Both sides claim to represent the Syrian people.
The Western-backed opposition, made up largely of exiled Syrians, says Assad has lost legitimacy and can no longer lead a country after unleashing the military on largely peaceful protests nearly three years ago. They say Assad is being propped up by aid, weapons and fighters from Iran and Russia.
The government says the rebellion is rife with terrorists and that Assad is the only person able to end the fighting, blaming the West and Gulf states ― especially Saudi Arabia ― of turning the country into an al-Qaida haven.
Homs was considered a promising place to start the negotiations.
The city was one of the first areas that plunged into armed conflict in 2011. Neighborhoods in the old city have been ravaged and emptied of residents following repeated government assaults to reclaim control from rebels. Activists say about 800 families are trapped, without regular access to food, medicine and basic necessities.
“The regime is blocking all convoys to Homs and has been doing so for months,” a senior U.S. official said on condition of anonymity because the talks remain sensitive. “The situation in Homs is extremely urgent. Anything the government says to the contrary is false.”
Syrian activists, including the Observatory, said some rebel-held districts in Homs came under attack Sunday morning by mortar shells fired by government forces.
The two sides failed to reach agreement on a prisoner exchange, as Brahimi had hoped. Al-Mikdad said a list of names submitted by the opposition was greatly exaggerated, adding the government had no children in its jails, while the opposition said it had no control over the militants who have kidnapped hundreds of people, including aid workers and journalists.

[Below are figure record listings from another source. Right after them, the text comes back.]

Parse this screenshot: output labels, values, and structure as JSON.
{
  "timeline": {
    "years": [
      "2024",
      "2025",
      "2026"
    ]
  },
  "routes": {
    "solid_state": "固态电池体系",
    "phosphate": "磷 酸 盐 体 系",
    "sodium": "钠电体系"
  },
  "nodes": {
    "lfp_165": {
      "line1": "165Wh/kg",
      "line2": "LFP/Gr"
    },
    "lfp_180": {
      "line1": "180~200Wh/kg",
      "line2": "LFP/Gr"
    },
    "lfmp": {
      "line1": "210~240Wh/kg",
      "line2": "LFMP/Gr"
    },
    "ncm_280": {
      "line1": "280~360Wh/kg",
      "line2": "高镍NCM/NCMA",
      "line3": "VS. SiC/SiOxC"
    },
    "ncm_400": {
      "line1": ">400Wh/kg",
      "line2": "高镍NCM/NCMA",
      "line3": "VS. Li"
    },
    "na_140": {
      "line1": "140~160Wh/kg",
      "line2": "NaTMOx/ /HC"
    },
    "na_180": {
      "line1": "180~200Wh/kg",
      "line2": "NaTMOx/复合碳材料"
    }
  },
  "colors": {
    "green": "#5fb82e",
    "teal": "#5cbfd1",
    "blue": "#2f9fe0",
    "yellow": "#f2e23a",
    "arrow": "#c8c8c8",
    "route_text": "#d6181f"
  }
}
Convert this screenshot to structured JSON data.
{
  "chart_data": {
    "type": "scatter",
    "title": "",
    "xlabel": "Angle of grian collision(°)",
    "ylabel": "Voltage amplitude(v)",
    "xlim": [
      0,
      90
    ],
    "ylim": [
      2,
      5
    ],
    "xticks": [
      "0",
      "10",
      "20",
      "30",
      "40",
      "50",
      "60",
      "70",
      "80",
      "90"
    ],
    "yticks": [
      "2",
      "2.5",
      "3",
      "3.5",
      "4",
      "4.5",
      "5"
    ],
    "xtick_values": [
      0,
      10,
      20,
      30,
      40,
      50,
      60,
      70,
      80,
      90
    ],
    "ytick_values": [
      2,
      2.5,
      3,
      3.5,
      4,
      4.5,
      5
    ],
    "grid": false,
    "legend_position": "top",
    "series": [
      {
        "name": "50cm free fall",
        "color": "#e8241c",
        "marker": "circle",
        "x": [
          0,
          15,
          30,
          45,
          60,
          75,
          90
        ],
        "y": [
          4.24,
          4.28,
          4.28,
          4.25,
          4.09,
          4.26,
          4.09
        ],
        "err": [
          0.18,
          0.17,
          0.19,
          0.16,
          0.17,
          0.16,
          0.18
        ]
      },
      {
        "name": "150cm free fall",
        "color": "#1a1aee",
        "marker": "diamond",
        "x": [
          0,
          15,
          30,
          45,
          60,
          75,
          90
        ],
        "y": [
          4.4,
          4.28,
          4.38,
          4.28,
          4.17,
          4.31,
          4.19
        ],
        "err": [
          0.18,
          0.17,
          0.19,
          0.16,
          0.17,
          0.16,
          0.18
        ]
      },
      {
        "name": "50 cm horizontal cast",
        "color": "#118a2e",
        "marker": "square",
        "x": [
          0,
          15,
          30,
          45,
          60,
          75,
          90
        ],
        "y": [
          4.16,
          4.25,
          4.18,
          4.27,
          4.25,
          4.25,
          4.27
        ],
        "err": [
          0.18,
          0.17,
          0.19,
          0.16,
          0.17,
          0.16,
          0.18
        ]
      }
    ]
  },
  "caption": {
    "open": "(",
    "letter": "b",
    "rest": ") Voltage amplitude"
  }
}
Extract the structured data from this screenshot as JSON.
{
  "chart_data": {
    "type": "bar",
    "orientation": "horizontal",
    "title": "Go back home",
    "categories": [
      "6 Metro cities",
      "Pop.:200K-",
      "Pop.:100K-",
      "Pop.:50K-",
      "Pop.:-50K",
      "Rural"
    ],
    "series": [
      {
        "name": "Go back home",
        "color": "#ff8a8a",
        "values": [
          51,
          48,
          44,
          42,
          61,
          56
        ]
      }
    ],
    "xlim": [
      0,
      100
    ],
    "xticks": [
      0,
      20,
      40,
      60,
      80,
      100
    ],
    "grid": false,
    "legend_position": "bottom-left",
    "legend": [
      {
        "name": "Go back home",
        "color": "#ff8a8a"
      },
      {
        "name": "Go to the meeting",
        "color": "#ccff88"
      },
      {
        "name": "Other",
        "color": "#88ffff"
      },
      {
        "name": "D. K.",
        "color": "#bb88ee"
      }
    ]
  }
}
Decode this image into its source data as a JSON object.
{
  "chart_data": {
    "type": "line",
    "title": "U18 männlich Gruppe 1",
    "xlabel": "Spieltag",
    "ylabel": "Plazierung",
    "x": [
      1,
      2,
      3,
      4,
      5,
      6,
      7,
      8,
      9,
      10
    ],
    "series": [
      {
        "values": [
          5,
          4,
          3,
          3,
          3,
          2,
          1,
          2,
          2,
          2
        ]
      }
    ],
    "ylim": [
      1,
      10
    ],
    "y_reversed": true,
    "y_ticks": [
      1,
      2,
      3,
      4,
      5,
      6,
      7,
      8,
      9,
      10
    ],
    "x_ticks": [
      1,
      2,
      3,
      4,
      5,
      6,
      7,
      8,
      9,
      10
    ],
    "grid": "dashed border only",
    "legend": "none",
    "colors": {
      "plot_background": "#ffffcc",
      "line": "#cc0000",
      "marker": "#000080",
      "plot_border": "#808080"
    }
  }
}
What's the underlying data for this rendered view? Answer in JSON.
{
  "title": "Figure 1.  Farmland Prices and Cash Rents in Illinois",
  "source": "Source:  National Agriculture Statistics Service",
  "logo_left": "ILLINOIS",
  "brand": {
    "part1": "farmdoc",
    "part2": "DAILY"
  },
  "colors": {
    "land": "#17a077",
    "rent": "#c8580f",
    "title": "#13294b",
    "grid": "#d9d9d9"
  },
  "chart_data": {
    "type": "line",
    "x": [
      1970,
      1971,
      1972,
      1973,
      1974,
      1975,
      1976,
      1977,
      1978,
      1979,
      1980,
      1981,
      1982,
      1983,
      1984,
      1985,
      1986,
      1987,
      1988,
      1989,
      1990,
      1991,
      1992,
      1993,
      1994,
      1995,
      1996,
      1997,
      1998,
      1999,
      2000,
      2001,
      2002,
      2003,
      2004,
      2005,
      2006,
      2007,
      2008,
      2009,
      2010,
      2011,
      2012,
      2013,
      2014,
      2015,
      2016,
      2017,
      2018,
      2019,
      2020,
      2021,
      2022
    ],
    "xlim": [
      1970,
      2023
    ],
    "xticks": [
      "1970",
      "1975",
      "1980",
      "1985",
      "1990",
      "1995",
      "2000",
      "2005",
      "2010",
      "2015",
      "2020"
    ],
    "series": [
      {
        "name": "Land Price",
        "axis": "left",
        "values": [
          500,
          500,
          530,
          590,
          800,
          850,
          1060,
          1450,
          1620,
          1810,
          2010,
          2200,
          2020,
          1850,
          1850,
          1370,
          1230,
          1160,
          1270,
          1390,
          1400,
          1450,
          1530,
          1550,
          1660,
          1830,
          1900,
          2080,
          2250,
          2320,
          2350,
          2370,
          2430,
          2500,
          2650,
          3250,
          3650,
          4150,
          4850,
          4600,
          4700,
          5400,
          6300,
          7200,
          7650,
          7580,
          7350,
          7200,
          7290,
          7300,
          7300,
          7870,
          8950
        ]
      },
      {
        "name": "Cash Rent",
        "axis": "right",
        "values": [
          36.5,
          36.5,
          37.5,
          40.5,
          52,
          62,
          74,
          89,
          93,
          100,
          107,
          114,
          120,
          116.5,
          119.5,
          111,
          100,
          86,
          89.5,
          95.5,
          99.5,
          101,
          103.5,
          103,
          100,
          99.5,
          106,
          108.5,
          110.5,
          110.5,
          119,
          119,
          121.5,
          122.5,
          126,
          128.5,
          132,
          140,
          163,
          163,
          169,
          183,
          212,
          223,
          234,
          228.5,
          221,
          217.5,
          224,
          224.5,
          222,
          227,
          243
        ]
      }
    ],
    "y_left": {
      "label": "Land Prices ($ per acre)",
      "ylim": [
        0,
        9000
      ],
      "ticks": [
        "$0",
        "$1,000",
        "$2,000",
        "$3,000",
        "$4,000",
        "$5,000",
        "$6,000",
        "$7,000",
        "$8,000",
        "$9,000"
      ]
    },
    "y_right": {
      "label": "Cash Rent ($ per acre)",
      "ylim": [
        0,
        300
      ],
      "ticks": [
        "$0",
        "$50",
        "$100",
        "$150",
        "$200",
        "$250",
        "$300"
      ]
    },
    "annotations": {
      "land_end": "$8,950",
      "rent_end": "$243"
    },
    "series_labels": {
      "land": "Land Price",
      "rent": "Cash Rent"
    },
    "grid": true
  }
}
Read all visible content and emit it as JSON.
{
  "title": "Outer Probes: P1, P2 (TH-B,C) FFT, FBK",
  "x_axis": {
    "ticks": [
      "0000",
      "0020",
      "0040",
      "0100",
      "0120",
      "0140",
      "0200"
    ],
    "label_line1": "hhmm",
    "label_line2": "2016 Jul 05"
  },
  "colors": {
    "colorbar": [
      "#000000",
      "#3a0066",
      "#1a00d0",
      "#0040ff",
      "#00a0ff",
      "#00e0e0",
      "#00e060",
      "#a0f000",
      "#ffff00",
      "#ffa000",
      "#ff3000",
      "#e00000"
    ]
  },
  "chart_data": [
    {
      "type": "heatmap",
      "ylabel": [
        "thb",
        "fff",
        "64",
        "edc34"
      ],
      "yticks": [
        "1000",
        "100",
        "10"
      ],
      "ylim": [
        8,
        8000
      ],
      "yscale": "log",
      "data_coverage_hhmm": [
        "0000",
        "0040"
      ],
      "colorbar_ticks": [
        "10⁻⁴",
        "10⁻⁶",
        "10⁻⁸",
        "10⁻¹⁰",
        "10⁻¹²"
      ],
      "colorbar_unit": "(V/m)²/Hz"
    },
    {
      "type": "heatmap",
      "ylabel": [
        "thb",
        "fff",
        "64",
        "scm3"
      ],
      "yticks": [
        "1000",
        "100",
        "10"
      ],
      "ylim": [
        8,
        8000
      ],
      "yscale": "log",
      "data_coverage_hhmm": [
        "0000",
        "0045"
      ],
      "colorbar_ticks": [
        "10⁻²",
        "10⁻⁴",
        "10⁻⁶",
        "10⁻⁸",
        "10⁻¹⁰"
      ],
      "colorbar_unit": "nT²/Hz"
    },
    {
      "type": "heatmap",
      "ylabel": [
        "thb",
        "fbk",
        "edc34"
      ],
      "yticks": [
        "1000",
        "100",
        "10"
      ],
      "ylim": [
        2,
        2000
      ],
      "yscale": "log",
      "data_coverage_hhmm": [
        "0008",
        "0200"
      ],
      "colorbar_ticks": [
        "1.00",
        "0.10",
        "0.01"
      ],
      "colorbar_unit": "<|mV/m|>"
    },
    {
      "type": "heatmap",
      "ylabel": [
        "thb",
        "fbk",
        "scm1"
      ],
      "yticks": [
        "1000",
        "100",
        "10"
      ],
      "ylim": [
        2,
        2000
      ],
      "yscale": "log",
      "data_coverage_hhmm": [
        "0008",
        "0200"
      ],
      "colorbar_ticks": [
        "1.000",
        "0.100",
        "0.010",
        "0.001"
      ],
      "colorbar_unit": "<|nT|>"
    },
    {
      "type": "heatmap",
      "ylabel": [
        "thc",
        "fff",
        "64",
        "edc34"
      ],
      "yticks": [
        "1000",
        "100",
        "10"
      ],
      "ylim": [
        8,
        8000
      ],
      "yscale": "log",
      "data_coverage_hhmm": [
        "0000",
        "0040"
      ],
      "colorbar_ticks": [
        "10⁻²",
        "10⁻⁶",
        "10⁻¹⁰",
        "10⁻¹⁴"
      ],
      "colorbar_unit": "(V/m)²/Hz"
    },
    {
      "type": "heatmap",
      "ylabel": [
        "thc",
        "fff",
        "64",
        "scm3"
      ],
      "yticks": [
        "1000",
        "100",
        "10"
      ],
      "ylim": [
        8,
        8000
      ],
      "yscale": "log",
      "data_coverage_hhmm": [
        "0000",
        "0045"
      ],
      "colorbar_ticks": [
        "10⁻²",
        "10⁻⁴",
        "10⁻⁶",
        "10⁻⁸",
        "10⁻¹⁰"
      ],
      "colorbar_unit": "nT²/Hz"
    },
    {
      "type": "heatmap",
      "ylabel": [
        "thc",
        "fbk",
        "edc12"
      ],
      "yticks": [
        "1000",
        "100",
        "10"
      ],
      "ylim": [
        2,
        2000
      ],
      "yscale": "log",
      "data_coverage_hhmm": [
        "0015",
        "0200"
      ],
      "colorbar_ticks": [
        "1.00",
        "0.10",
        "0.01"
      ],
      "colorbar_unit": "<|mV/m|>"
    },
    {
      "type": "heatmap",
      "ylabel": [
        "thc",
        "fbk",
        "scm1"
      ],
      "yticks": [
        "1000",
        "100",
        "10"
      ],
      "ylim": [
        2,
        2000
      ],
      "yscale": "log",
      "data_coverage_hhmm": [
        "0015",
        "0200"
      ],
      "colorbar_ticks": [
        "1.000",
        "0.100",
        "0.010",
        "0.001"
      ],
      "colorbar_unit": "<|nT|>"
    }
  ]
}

Back in Syria, residents were following the talks closely, despite deep cynicism that they would achieve any concrete results.
“I watch the TV news twice a day and whenever else I have time,” said Ghassan Matta, a 47-year-old businessman in Damascus.
Qutaiba al-Rifai, 35, a private sector employee in Damascus said the peace talks in Geneva were premature and neither side was prepared.
“Till now, it’s unclear whether it’s a negotiations conference or a dialogue between the two sides.”
Monday’s talks promised to be far more difficult, and Brahimi wouldn’t predict how often the two sides could sit in the same room.
Al-Mikdad, the government official, said the opposition must come to the table “with their dreams outside the room when we sit and discuss concrete issues on the future of Syria.”